Las mejillas pálidas de mi madre se sonrojan de repente, como si hubiera dado una pincelada de rojo intenso en cada una de ellas.
—Es… muy… complicado, Ella.
—¿¡Por qué!? —Intento tragar saliva, pero tengo un cuchillo en la garganta—. Siempre me dices que está fuera de nuestras vidas y que es mejor así. Y claro, así nunca voy a saber lo que pasó… —unas lágrimas de frustración me aguijonean los ojos—, o por qué nos abandonó… —las facciones de mi madre se han emborronado—, o si volveré a verlo alguna vez. —Una lágrima me resbala por la mejilla—. Y por eso…, por eso… yo…
En un arrebato, me agacho y alargo la mano por debajo de la cama, para arrastrar una caja escondida.
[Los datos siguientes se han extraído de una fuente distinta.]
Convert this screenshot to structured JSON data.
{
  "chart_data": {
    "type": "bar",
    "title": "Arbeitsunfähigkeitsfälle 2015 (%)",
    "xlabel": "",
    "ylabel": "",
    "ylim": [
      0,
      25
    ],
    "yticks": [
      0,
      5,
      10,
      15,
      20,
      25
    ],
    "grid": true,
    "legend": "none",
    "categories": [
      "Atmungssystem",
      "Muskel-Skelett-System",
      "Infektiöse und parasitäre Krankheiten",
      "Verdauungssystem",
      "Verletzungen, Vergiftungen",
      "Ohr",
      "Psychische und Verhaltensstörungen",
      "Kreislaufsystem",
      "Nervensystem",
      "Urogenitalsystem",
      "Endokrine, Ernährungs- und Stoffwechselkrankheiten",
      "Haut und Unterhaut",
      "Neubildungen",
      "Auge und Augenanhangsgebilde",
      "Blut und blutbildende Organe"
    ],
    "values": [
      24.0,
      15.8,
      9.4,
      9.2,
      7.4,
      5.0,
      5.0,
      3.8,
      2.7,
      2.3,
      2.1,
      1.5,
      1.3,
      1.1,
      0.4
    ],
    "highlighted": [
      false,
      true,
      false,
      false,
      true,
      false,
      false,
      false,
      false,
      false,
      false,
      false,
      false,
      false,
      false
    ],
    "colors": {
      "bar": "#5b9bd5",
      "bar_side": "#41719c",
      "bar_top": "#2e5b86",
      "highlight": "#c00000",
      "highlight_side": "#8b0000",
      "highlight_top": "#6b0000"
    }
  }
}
En la tapa pone «Ravel» y en ella iban las mejores botas de mamá. Me pongo de pie y la coloco encima de la cama. Mi madre la mira; luego, con ojos ansiosos, me mira a mí, se sienta junto a la caja y levanta la tapa…
El primer dibujo es reciente, lo hice con tinta y plumilla, y le puse unos toques de pastel blanco en la nariz, el pelo y los pómulos. Quedé muy satisfecha con el resultado, pues acababa de aprender a hacer contrastes y resaltar bien las facciones. Luego saca otros tres bocetos de mi padre, que hice a lápiz en primavera: con un cuidadoso sombreado, conseguí dar profundidad y expresividad a los ojos. Debajo hay diez o doce dibujos más antiguos en los que las proporciones están mal: la boca es demasiado pequeña o la frente muy ancha o la curva de la oreja demasiado alta. Luego vienen cinco bocetos más en los que no hay ni rastro de volumen ni sombras, con la cara tan plana y redonda como un plato. Mamá saca varios dibujos hechos con rotulador en los que aparece mi padre de pie, con ella y conmigo, delante de una casa de ladrillos rojos, con unos peldaños negros que conducen a una puerta verde oscuro. También hay algunos dibujos de colores chillones en los que mi padre siempre sale al volante de un coche azul muy grande. Ahora mamá coge un collage de mi padre con escobones en lugar de piernas, la camisa y los pantalones hechos de fieltro de color malva, y el pelo con unas hebras de lana pegadas con cola. En los últimos dibujos, papá es poco más que un garabato. Debajo de ellos escribí: «papi», pero en uno me confundí y en lugar de «p» escribí «q», de forma que pone «qaqi».
—Cuántos hay… —murmura mi madre. Devuelve los dibujos a la caja, luego alarga el brazo para tomarme de la mano y me siento a su lado. La oigo tragar saliva—. Debería habértelo contado —dice con voz pausada—. Pero no sabía cómo…
—Pero… ¿por qué no? ¿Contarme qué?
—Porque… era… una pesadilla. —Hunde la barbilla, afligida—. Confiaba en poder retrasarlo hasta que fueras mayor…, pero hoy… has sacado el tema. —Se aprieta los labios con las yemas de los dedos, parpadea unas cuantas veces y expulsa el aire con un sonido triste y ahogado—. Está bien —susurra. Deja caer las manos sobre el regazo e inspira hondo. Entonces, mientras atruena la marcha nupcial que nos llega desde la abadía de Westminster, me habla, por fin, de mi padre. Y cuando me cuenta lo que hizo, siento de pronto cómo se desmorona mi mundo, como si algo grande y pesado acabara de chocar contra él…
Nos quedamos allí un buen rato y le hago unas cuantas preguntas, que ella responde. Después vuelvo a hacerle las mismas preguntas otra vez. Luego bajamos juntas, voy a buscar a Chloë, que sigue en el jardín, nos sentamos las tres delante de la tele y soltamos exclamaciones de admiración al ver lo bonito que es el vestido de seda ahuecado de Sarah Ferguson, con su cola de más de diecisiete pies de bordado de abeja. Al día siguiente bajo la caja a la cocina y saco todos los dibujos. Luego los meto uno por uno en el cubo de la basura y los empujo hasta el fondo.